Rumah Pengasingan Bung Karno Di Parapat

Setelah dari Berastagi, pada tanggal 4 Januari 1949 Bung Karno bersama dengan Sutan Sjahrir dan Agus Salim dipindahkan ke rumah pengasingan lain di Parapat. Rumah berlantai dua ini terletak di tepian Danau Toba.

Sebuah tempat yang nyaman namun terasing kala itu karena jauh dari pemukiman karena berada di dalam kawasan perkebunan milik Belanda.

Rumah Pengasingan
Rumah Pengasingan di Parapat

Di rumah ini Bung Karno masih tetap menjalin komunikasi dengan gerilyawan.

Meskipun dengan penjagaan ketat, Bung Karno bisa berkomunikasi melalui surat-surat yang dihantar oleh pembantu beliau dan pedagang sayur. Surat-surat itu dimasukkan ke dalam tulang ayam atau ke dalam batang kangkung.

Para gerilyawan sempat akan menyerbu rumah pengasingan itu dengan maksud untuk membawa Bung Karno. Namun rencana itu urung terlaksana karena Sutan Sjahrir berpendapat bahwa tidak lama lagi mereka akan dipindahkan.

Selain itu, penawanan para pemimpin Indonesia itu sudah diketahui PBB. Hal ini akan menyulitkan Belanda sendiri bila memperlakukan tawanan dengan tidak benar. Bung Karno dan Sutan Sjahrir kerap bertengkar di rumah ini.

Sutan Sjahrir menuduh penyebab Belanda melakukan agresinya kali ini karena rencana Bung Karno yang akan menjalin hubungan dengan negara-negara di Asia. Tetapi Bung Karno mempertahankan pendapatnya.

Tokoh-tokoh bangsa ini memang terkadang ada perbedaan dalam menyikapi perjuangan tetapi sebenarnya tujuannya sama, yaitu kemerdekaan yang seutuhnya untuk Bangsa Indonesia.

Bung Karno dan Agus Salim menempati rumah pengasingan ini hanya dua bulan. Dua tokoh ini kemudian dipindahkan ke Bangka pada Maret 1949. Seminggu sebelumnya, Sutan Sjahrir dibawa Belanda ke Jakarta dalam rangka perundingan dengan Belanda.

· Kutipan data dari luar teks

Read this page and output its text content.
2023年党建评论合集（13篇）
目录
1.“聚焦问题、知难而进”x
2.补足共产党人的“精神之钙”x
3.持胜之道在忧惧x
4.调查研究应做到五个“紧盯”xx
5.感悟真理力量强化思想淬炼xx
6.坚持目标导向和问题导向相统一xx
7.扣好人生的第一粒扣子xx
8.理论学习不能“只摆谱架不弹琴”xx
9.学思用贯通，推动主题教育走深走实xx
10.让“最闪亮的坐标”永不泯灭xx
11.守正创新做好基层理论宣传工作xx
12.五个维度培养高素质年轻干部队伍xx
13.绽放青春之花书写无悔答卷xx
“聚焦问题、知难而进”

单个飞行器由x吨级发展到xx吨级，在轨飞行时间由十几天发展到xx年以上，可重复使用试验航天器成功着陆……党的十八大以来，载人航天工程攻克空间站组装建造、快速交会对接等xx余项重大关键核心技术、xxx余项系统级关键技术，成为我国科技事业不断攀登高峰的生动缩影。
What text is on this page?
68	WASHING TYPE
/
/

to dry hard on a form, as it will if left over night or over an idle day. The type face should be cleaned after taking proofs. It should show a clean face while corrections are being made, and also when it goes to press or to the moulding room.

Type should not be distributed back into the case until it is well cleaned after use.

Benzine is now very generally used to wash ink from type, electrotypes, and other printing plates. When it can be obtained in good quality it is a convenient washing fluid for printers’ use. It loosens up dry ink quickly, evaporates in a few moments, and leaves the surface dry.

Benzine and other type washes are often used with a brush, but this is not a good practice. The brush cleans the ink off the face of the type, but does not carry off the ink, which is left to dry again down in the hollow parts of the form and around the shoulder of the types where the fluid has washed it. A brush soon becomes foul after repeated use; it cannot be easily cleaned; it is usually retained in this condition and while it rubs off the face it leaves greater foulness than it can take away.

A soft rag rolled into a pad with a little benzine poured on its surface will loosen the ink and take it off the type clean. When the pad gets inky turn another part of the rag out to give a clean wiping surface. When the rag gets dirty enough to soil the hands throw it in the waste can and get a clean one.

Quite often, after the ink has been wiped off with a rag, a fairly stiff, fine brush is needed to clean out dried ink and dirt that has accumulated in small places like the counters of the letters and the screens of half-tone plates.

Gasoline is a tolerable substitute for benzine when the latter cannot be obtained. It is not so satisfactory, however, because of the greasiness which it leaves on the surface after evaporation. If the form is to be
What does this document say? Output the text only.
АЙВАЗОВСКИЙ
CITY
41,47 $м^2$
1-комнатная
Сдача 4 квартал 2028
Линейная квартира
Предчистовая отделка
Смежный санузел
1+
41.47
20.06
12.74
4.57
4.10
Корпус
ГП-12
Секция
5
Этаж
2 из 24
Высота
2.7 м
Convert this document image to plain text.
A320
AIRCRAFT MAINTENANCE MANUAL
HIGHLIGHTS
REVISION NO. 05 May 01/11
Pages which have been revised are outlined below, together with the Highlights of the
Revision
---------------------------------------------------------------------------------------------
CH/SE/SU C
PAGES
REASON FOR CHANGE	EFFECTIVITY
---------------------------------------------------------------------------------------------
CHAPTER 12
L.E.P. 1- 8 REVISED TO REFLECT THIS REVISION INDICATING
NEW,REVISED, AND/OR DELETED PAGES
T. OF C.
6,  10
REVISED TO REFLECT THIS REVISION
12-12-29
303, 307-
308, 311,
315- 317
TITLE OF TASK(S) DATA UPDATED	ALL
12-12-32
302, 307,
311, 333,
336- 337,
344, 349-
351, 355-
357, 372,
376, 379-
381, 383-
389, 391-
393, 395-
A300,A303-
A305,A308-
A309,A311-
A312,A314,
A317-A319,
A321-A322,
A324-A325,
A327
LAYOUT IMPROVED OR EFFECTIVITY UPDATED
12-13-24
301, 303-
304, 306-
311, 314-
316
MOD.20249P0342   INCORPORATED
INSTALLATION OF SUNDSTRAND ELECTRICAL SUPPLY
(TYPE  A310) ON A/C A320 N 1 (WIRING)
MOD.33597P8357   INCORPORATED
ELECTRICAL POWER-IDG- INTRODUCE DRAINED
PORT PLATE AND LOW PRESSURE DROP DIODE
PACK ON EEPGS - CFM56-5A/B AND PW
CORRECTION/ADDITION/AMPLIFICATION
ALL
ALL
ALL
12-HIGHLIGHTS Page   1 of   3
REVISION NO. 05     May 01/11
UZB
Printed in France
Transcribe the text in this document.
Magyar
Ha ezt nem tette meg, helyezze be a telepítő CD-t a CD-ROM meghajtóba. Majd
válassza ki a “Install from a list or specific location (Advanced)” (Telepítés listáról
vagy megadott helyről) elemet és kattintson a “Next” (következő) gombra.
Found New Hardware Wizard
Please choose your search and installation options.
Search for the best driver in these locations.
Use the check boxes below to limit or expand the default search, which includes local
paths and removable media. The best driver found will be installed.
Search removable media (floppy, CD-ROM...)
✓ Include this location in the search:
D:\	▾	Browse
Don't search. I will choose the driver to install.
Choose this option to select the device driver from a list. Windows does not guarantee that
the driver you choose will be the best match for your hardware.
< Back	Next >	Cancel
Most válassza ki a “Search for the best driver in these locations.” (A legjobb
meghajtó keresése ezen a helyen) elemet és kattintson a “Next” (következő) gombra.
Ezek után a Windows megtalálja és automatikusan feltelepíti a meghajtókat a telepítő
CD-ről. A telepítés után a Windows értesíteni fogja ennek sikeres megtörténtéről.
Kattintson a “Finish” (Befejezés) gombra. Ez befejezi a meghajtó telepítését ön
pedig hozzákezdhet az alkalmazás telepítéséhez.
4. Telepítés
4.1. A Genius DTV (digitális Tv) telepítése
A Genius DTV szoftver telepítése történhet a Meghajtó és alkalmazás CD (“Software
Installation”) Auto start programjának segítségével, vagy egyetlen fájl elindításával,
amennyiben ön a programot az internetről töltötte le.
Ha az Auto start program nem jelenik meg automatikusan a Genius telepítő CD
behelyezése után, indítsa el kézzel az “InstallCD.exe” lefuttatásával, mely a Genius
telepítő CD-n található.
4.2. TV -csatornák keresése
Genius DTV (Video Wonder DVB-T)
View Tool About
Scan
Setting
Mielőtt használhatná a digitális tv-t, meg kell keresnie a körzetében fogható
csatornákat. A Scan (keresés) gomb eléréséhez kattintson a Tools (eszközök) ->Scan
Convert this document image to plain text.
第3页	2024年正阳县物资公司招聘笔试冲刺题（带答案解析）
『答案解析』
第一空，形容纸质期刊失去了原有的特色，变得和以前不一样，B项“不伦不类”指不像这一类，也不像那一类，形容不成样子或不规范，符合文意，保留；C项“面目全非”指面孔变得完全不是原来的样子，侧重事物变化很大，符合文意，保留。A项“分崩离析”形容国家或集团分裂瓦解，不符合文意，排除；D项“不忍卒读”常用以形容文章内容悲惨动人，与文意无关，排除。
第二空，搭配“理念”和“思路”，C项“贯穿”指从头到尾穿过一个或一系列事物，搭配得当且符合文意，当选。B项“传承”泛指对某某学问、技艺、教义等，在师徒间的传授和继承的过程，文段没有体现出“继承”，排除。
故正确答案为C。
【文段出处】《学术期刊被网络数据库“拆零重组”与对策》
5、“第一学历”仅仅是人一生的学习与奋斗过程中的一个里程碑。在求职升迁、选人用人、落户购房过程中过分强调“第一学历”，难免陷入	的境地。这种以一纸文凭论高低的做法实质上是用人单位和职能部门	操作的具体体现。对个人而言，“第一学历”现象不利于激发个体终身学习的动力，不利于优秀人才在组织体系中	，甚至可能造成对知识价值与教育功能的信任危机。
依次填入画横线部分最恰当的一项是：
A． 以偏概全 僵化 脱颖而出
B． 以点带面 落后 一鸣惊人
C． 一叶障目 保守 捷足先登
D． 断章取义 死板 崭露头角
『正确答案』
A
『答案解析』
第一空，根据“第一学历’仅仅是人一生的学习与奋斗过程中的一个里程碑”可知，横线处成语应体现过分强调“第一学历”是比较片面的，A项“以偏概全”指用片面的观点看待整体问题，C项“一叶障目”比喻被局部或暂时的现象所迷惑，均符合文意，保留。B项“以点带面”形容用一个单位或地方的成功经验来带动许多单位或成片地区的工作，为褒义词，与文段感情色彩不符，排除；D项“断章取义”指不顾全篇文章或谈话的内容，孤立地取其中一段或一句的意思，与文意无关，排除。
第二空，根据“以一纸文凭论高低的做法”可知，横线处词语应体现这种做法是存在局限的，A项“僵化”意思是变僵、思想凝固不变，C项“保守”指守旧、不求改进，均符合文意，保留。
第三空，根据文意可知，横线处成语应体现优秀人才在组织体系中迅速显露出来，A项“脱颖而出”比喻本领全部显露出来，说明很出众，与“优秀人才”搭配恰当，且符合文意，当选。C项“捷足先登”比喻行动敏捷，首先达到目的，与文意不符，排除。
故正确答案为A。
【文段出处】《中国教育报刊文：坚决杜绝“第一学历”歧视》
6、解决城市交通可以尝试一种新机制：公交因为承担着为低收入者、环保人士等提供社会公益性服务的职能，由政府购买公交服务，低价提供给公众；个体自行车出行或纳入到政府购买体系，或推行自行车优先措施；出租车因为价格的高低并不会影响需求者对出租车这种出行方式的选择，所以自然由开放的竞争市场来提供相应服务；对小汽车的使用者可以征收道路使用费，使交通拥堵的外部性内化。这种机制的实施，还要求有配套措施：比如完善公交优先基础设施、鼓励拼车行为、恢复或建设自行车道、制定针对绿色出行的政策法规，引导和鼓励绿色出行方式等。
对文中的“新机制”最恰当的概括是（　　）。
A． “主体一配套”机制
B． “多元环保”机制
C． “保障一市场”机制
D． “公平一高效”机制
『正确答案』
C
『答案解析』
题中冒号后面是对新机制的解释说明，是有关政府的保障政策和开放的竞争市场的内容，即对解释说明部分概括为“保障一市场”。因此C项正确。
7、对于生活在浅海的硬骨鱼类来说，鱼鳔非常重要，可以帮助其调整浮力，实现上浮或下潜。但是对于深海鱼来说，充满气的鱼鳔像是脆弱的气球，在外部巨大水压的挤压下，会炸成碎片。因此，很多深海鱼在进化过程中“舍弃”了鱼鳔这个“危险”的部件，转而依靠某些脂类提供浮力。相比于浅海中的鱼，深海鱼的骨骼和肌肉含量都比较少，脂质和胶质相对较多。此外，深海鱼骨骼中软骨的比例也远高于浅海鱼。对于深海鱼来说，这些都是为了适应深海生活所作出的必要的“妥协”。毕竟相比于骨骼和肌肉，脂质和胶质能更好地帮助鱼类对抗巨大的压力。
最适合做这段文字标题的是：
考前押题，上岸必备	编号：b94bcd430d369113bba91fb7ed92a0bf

Rumah Pengasingan Di Bangka

Dari Parapat, Bung Karno dipindahkan ke Bangka pada awal Maret 1949. Di pulau ini telah banyak berkumpul sebelumnya tokoh Bangsa Indonesia yang ditawan oleh Belanda saat itu.

Awalnya Bung Karno ditempatkan di Pesanggrahan Manumbing, yang terletak di Bukit Manumbing.

Rumah Pengasingan
Rumah Pengasingan di Bangka (Pesanggrahan Manumbing)

Bung Karno kemudian dipindahkan sejauh 7 kilometer ke Pesanggrahan BTW (Banka Tin Winning) atau yang dikenal saat ini sebagai Wisma Ranggam. Tempat ini merupakan milik perusahaan timah yang terletak dekat dengan Kota Muntok, Bangka Barat.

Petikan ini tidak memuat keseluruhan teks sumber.